Must be miserable being a female gamedev right now, but I think there are genuinely some long term positives that may come out of this - none of which, I admit, are as positive as what might have happened if a powerful minority of men weren't complete bastards.
1. Men know it's happening now.
Call it projection, call it being blind to the obvious, but if anyone had come to me in August and told me how a sizable proportion of men absolutely hate women with a passion, with the abuse being entirely one-way, I would have nodded but not understood, because I like to think there's good in everyone. I would have poo-poo'd the more extreme examples of "one or two bad apples". Now I understand. Reading prominent GamerGate figureheads writing articles like "How to rape a woman and get away with it" or "How to break a woman" (no direct links but more information on this anti-misogyny site: http://wehuntedthemammoth.com/) is eye opening for those of us sheltered behind a general assumption of human decency in most people, even the ones we see as sexist. Yes, I've worked with at least one obviously sexist co-worker. No, I thought this was just mommy issues and that the guy was OK underneath. I don't think I'd treat him the same way now.
I had no idea the situation was this bad. I had no idea such evil attracted support from such a large and diverse group of people. I know better now. I have some idea of what to say to my daughter - when she's a little older, obviously - to ensure she can defend herself when the time comes. I know what to look out for from colleagues and "friends." I know what to tell friends who deny that the situation exists.
2. More women are speaking up, and being heard
GamerGate isn't happening because misogynists are slut-shaming a female gamedev who produced a game that wasn't to their liking, it's happening because women - and men - are rallying behind her. The superficial "Actually it's about ethics in gaming journalism" trope exists because those who attempted to intimidate said gamedev out of gaming found themselves the target of an overwhelmingly negative press, with large numbers of developers and other people in the gaming industry, especially women, standing up and saying stop.

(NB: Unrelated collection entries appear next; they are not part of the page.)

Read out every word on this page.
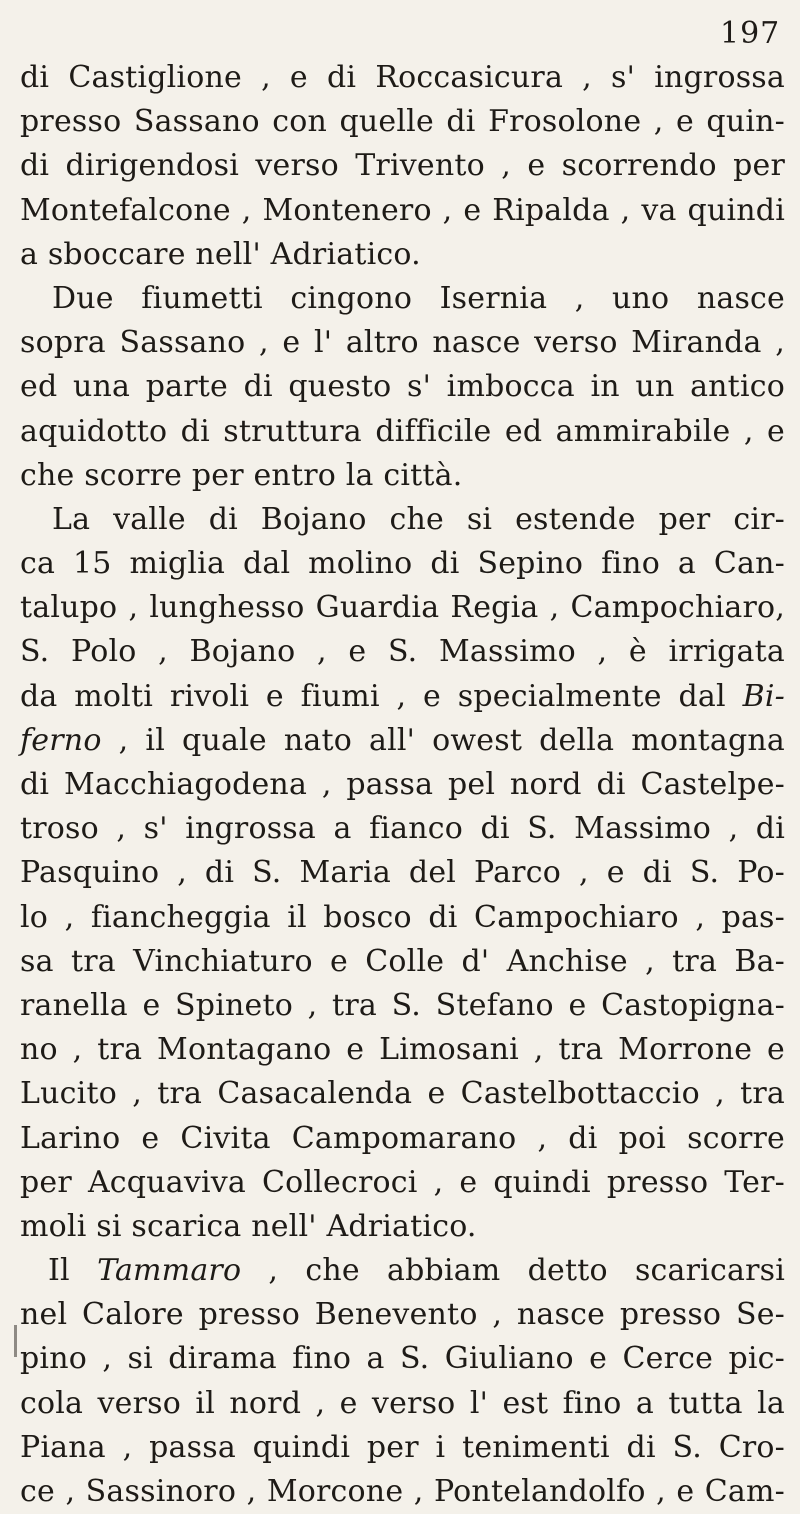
197
di Castiglione , e di Roccasicura , s' ingrossa
presso Sassano con quelle di Frosolone , e quin-
di dirigendosi verso Trivento , e scorrendo per
Montefalcone , Montenero , e Ripalda , va quindi
a sboccare nell' Adriatico.
Due fiumetti cingono Isernia , uno nasce
sopra Sassano , e l' altro nasce verso Miranda ,
ed una parte di questo s' imbocca in un antico
aquidotto di struttura difficile ed ammirabile , e
che scorre per entro la città.
La valle di Bojano che si estende per cir-
ca 15 miglia dal molino di Sepino fino a Can-
talupo , lunghesso Guardia Regia , Campochiaro,
S. Polo , Bojano , e S. Massimo , è irrigata
da molti rivoli e fiumi , e specialmente dal Bi-
ferno , il quale nato all' owest della montagna
di Macchiagodena , passa pel nord di Castelpe-
troso , s' ingrossa a fianco di S. Massimo , di
Pasquino , di S. Maria del Parco , e di S. Po-
lo , fiancheggia il bosco di Campochiaro , pas-
sa tra Vinchiaturo e Colle d' Anchise , tra Ba-
ranella e Spineto , tra S. Stefano e Castopigna-
no , tra Montagano e Limosani , tra Morrone e
Lucito , tra Casacalenda e Castelbottaccio , tra
Larino e Civita Campomarano , di poi scorre
per Acquaviva Collecroci , e quindi presso Ter-
moli si scarica nell' Adriatico.
Il Tammaro , che abbiam detto scaricarsi
nel Calore presso Benevento , nasce presso Se-
pino , si dirama fino a S. Giuliano e Cerce pic-
cola verso il nord , e verso l' est fino a tutta la
Piana , passa quindi per i tenimenti di S. Cro-
ce , Sassinoro , Morcone , Pontelandolfo , e Cam-
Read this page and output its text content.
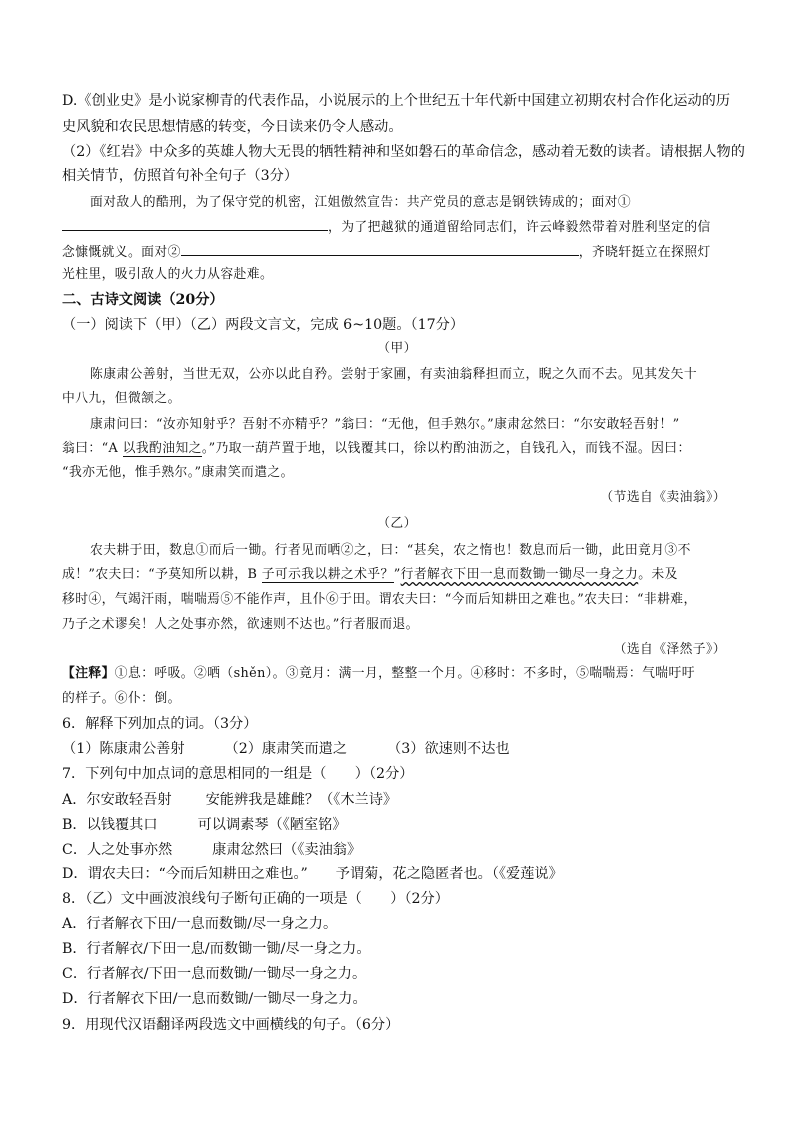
D.《创业史》是小说家柳青的代表作品，小说展示的上个世纪五十年代新中国建立初期农村合作化运动的历
史风貌和农民思想情感的转变，今日读来仍令人感动。
（2）《红岩》中众多的英雄人物大无畏的牺牲精神和坚如磐石的革命信念，感动着无数的读者。请根据人物的
相关情节，仿照首句补全句子（3分）
面对敌人的酷刑，为了保守党的机密，江姐傲然宣告：共产党员的意志是钢铁铸成的；面对①
，为了把越狱的通道留给同志们，许云峰毅然带着对胜利坚定的信
念慷慨就义。面对②	，齐晓轩挺立在探照灯
光柱里，吸引敌人的火力从容赴难。
二、古诗文阅读（20分）
（一）阅读下（甲）（乙）两段文言文，完成 6~10题。（17分）
（甲）
陈康肃公善射，当世无双，公亦以此自矜。尝射于家圃，有卖油翁释担而立，睨之久而不去。见其发矢十
中八九，但微颔之。
康肃问曰：“汝亦知射乎？吾射不亦精乎？”翁曰：“无他，但手熟尔。”康肃忿然曰：“尔安敢轻吾射！”
翁曰：“A 以我酌油知之。”乃取一葫芦置于地，以钱覆其口，徐以杓酌油沥之，自钱孔入，而钱不湿。因曰：
“我亦无他，惟手熟尔。”康肃笑而遣之。
（节选自《卖油翁》）
（乙）
农夫耕于田，数息①而后一锄。行者见而哂②之，曰：“甚矣，农之惰也！数息而后一锄，此田竟月③不
成！”农夫曰：“予莫知所以耕，B 子可示我以耕之术乎？”行者解衣下田一息而数锄一锄尽一身之力。未及
移时④，气竭汗雨，喘喘焉⑤不能作声，且仆⑥于田。谓农夫曰：“今而后知耕田之难也。”农夫曰：“非耕难，
乃子之术谬矣！人之处事亦然，欲速则不达也。”行者服而退。
（选自《泽然子》）
【注释】①息：呼吸。②哂（shěn）。③竟月：满一月，整整一个月。④移时：不多时，⑤喘喘焉：气喘吁吁
的样子。⑥仆：倒。
6．解释下列加点的词。（3分）
（1）陈康肃公善射	（2）康肃笑而遣之	（3）欲速则不达也
7．下列句中加点词的意思相同的一组是（　　）（2分）
A．尔安敢轻吾射 安能辨我是雄雌？（《木兰诗》
B．以钱覆其口	可以调素琴（《陋室铭》
C．人之处事亦然	康肃忿然曰（《卖油翁》
D．谓农夫曰：“今而后知耕田之难也。” 予谓菊，花之隐匿者也。（《爱莲说》
8．（乙）文中画波浪线句子断句正确的一项是（　　）（2分）
A．行者解衣下田/一息而数锄/尽一身之力。
B．行者解衣/下田一息/而数锄一锄/尽一身之力。
C．行者解衣/下田一息而数锄/一锄尽一身之力。
D．行者解衣下田/一息而数锄/一锄尽一身之力。
9．用现代汉语翻译两段选文中画横线的句子。（6分）
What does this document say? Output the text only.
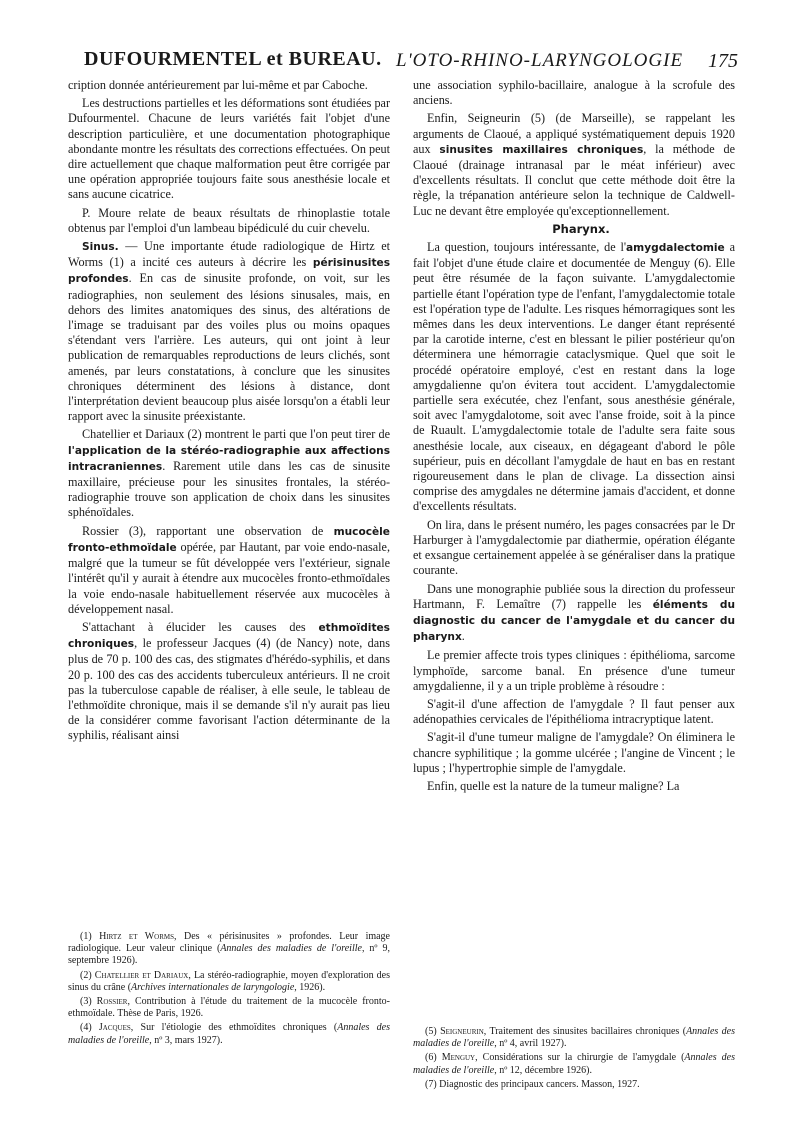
DUFOURMENTEL et BUREAU. L'OTO-RHINO-LARYNGOLOGIE 175

cription donnée antérieurement par lui-même et par Caboche.

Les destructions partielles et les déformations sont étudiées par Dufourmentel. Chacune de leurs variétés fait l'objet d'une description particulière, et une documentation photographique abondante montre les résultats des corrections effectuées. On peut dire actuellement que chaque malformation peut être corrigée par une opération appropriée toujours faite sous anesthésie locale et sans aucune cicatrice.

P. Moure relate de beaux résultats de rhinoplastie totale obtenus par l'emploi d'un lambeau bipédiculé du cuir chevelu.

Sinus. — Une importante étude radiologique de Hirtz et Worms (1) a incité ces auteurs à décrire les périsinusites profondes. En cas de sinusite profonde, on voit, sur les radiographies, non seulement des lésions sinusales, mais, en dehors des limites anatomiques des sinus, des altérations de l'image se traduisant par des voiles plus ou moins opaques s'étendant vers l'arrière. Les auteurs, qui ont joint à leur publication de remarquables reproductions de leurs clichés, sont amenés, par leurs constatations, à conclure que les sinusites chroniques déterminent des lésions à distance, dont l'interprétation devient beaucoup plus aisée lorsqu'on a établi leur rapport avec la sinusite préexistante.

Chatellier et Dariaux (2) montrent le parti que l'on peut tirer de l'application de la stéréo-radiographie aux affections intracraniennes. Rarement utile dans les cas de sinusite maxillaire, précieuse pour les sinusites frontales, la stéréo-radiographie trouve son application de choix dans les sinusites sphénoïdales.

Rossier (3), rapportant une observation de mucocèle fronto-ethmoïdale opérée, par Hautant, par voie endo-nasale, malgré que la tumeur se fût développée vers l'extérieur, signale l'intérêt qu'il y aurait à étendre aux mucocèles fronto-ethmoïdales la voie endo-nasale habituellement réservée aux mucocèles à développement nasal.

S'attachant à élucider les causes des ethmoïdites chroniques, le professeur Jacques (4) (de Nancy) note, dans plus de 70 p. 100 des cas, des stigmates d'hérédo-syphilis, et dans 20 p. 100 des cas des accidents tuberculeux antérieurs. Il ne croit pas la tuberculose capable de réaliser, à elle seule, le tableau de l'ethmoïdite chronique, mais il se demande s'il n'y aurait pas lieu de la considérer comme favorisant l'action déterminante de la syphilis, réalisant ainsi

(1) Hirtz et Worms, Des « périsinusites » profondes. Leur image radiologique. Leur valeur clinique (Annales des maladies de l'oreille, nº 9, septembre 1926).

(2) Chatellier et Dariaux, La stéréo-radiographie, moyen d'exploration des sinus du crâne (Archives internationales de laryngologie, 1926).

(3) Rossier, Contribution à l'étude du traitement de la mucocèle fronto-ethmoïdale. Thèse de Paris, 1926.

(4) Jacques, Sur l'étiologie des ethmoïdites chroniques (Annales des maladies de l'oreille, nº 3, mars 1927).

une association syphilo-bacillaire, analogue à la scrofule des anciens.

Enfin, Seigneurin (5) (de Marseille), se rappelant les arguments de Claoué, a appliqué systématiquement depuis 1920 aux sinusites maxillaires chroniques, la méthode de Claoué (drainage intranasal par le méat inférieur) avec d'excellents résultats. Il conclut que cette méthode doit être la règle, la trépanation antérieure selon la technique de Caldwell-Luc ne devant être employée qu'exceptionnellement.

Pharynx.

La question, toujours intéressante, de l'amygdalectomie a fait l'objet d'une étude claire et documentée de Menguy (6). Elle peut être résumée de la façon suivante. L'amygdalectomie partielle étant l'opération type de l'enfant, l'amygdalectomie totale est l'opération type de l'adulte. Les risques hémorragiques sont les mêmes dans les deux interventions. Le danger étant représenté par la carotide interne, c'est en blessant le pilier postérieur qu'on déterminera une hémorragie cataclysmique. Quel que soit le procédé opératoire employé, c'est en restant dans la loge amygdalienne qu'on évitera tout accident. L'amygdalectomie partielle sera exécutée, chez l'enfant, sous anesthésie générale, soit avec l'amygdalotome, soit avec l'anse froide, soit à la pince de Ruault. L'amygdalectomie totale de l'adulte sera faite sous anesthésie locale, aux ciseaux, en dégageant d'abord le pôle supérieur, puis en décollant l'amygdale de haut en bas en restant rigoureusement dans le plan de clivage. La dissection ainsi comprise des amygdales ne détermine jamais d'accident, et donne d'excellents résultats.

On lira, dans le présent numéro, les pages consacrées par le Dr Harburger à l'amygdalectomie par diathermie, opération élégante et exsangue certainement appelée à se généraliser dans la pratique courante.

Dans une monographie publiée sous la direction du professeur Hartmann, F. Lemaître (7) rappelle les éléments du diagnostic du cancer de l'amygdale et du cancer du pharynx.

Le premier affecte trois types cliniques : épithélioma, sarcome lymphoïde, sarcome banal. En présence d'une tumeur amygdalienne, il y a un triple problème à résoudre :

S'agit-il d'une affection de l'amygdale ? Il faut penser aux adénopathies cervicales de l'épithélioma intracryptique latent.

S'agit-il d'une tumeur maligne de l'amygdale? On éliminera le chancre syphilitique ; la gomme ulcérée ; l'angine de Vincent ; le lupus ; l'hypertrophie simple de l'amygdale.

Enfin, quelle est la nature de la tumeur maligne? La

(5) Seigneurin, Traitement des sinusites bacillaires chroniques (Annales des maladies de l'oreille, nº 4, avril 1927).

(6) Menguy, Considérations sur la chirurgie de l'amygdale (Annales des maladies de l'oreille, nº 12, décembre 1926).

(7) Diagnostic des principaux cancers. Masson, 1927.
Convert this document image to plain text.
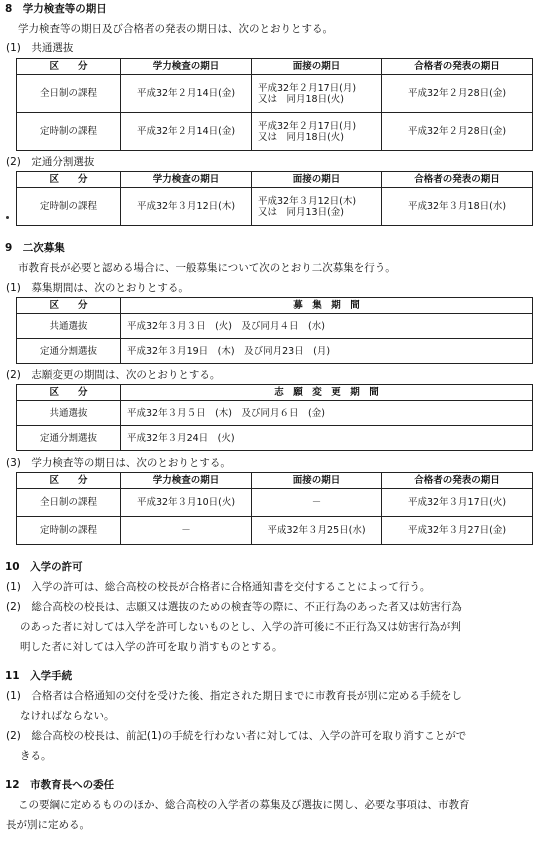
8　学力検査等の期日
学力検査等の期日及び合格者の発表の期日は、次のとおりとする。
(1)　共通選抜
区　　分	学力検査の期日	面接の期日	合格者の発表の期日
全日制の課程	平成32年２月14日(金)	平成32年２月17日(月)
又は　同月18日(火)	平成32年２月28日(金)
定時制の課程	平成32年２月14日(金)	平成32年２月17日(月)
又は　同月18日(火)	平成32年２月28日(金)
(2)　定通分割選抜
区　　分	学力検査の期日	面接の期日	合格者の発表の期日
定時制の課程	平成32年３月12日(木)	平成32年３月12日(木)
又は　同月13日(金)	平成32年３月18日(水)
9　二次募集
市教育長が必要と認める場合に、一般募集について次のとおり二次募集を行う。
(1)　募集期間は、次のとおりとする。
区　　分	募　集　期　間
共通選抜	平成32年３月３日　(火)　及び同月４日　(水)
定通分割選抜	平成32年３月19日　(木)　及び同月23日　(月)
(2)　志願変更の期間は、次のとおりとする。
区　　分	志　願　変　更　期　間
共通選抜	平成32年３月５日　(木)　及び同月６日　(金)
定通分割選抜	平成32年３月24日　(火)
(3)　学力検査等の期日は、次のとおりとする。
区　　分	学力検査の期日	面接の期日	合格者の発表の期日
全日制の課程	平成32年３月10日(火)	－	平成32年３月17日(火)
定時制の課程	－	平成32年３月25日(水)	平成32年３月27日(金)
10　入学の許可
(1)　入学の許可は、総合高校の校長が合格者に合格通知書を交付することによって行う。
(2)　総合高校の校長は、志願又は選抜のための検査等の際に、不正行為のあった者又は妨害行為
のあった者に対しては入学を許可しないものとし、入学の許可後に不正行為又は妨害行為が判
明した者に対しては入学の許可を取り消すものとする。
11　入学手続
(1)　合格者は合格通知の交付を受けた後、指定された期日までに市教育長が別に定める手続をし
なければならない。
(2)　総合高校の校長は、前記(1)の手続を行わない者に対しては、入学の許可を取り消すことがで
きる。
12　市教育長への委任
この要綱に定めるもののほか、総合高校の入学者の募集及び選抜に関し、必要な事項は、市教育
長が別に定める。
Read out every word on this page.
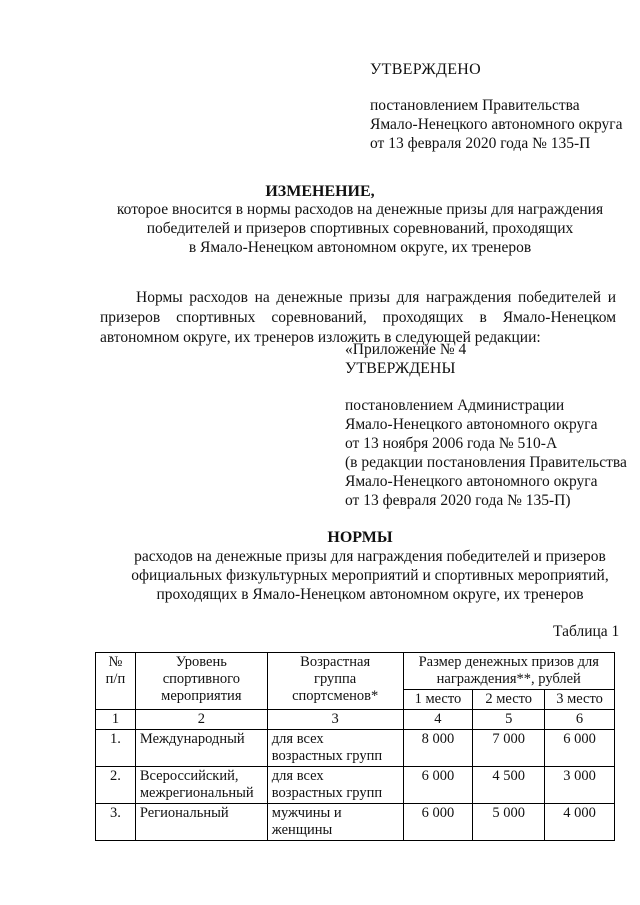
УТВЕРЖДЕНО
постановлением Правительства
Ямало-Ненецкого автономного округа
от 13 февраля 2020 года № 135-П
ИЗМЕНЕНИЕ,
которое вносится в нормы расходов на денежные призы для награждения
победителей и призеров спортивных соревнований, проходящих
в Ямало-Ненецком автономном округе, их тренеров
Нормы расходов на денежные призы для награждения победителей и
призеров спортивных соревнований, проходящих в Ямало-Ненецком
автономном округе, их тренеров изложить в следующей редакции:
«Приложение № 4
УТВЕРЖДЕНЫ
постановлением Администрации
Ямало-Ненецкого автономного округа
от 13 ноября 2006 года № 510-А
(в редакции постановления Правительства
Ямало-Ненецкого автономного округа
от 13 февраля 2020 года № 135-П)
НОРМЫ
расходов на денежные призы для награждения победителей и призеров
официальных физкультурных мероприятий и спортивных мероприятий,
проходящих в Ямало-Ненецком автономном округе, их тренеров
Таблица 1
№
п/п	Уровень
спортивного
мероприятия	Возрастная
группа
спортсменов*	Размер денежных призов для
награждения**, рублей		

			1 место	2 место	3 место
1	2	3	4	5	6
1.	Международный	для всех
возрастных групп	8 000	7 000	6 000
2.	Всероссийский,
межрегиональный	для всех
возрастных групп	6 000	4 500	3 000
3.	Региональный	мужчины и
женщины	6 000	5 000	4 000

It would be nice to go further and claim that this is universal, that women are exclusively looking at GamerGate as a chance to stand up and be heard, but alas, Zoe Quinn, Brianna Wu, and others are reporting that they're talking to many women devs who have headed in the other direction, seeing GamerGate as a reason to want out and to leave. This is terrible.
3. Related issues are receiving more attention.
That video with the women being cat-called, followed, and generally harassed, while walking through New York? Would that really have gone viral in a different environment?
Meanwhile, I wonder how many men have actually sat down and forced themselves to watch Anita Sarkeesian's videos on tropes in video games (caution: part six is actually fairly hard to watch), simply because of the controversy over the last few months? I know I did. It's hard to believe more coverage of this kind of constructive, concrete, criticism cannot lead to both less sexism in video games, and stronger, more original, video games in future.
4. Final thought
I'm not saying GamerGate is good or has been positive. It hasn't. We can choose to build in the ashes, or we can get angry about the loss of the city we once had. Or we can do both. I think I'm feeling both right now.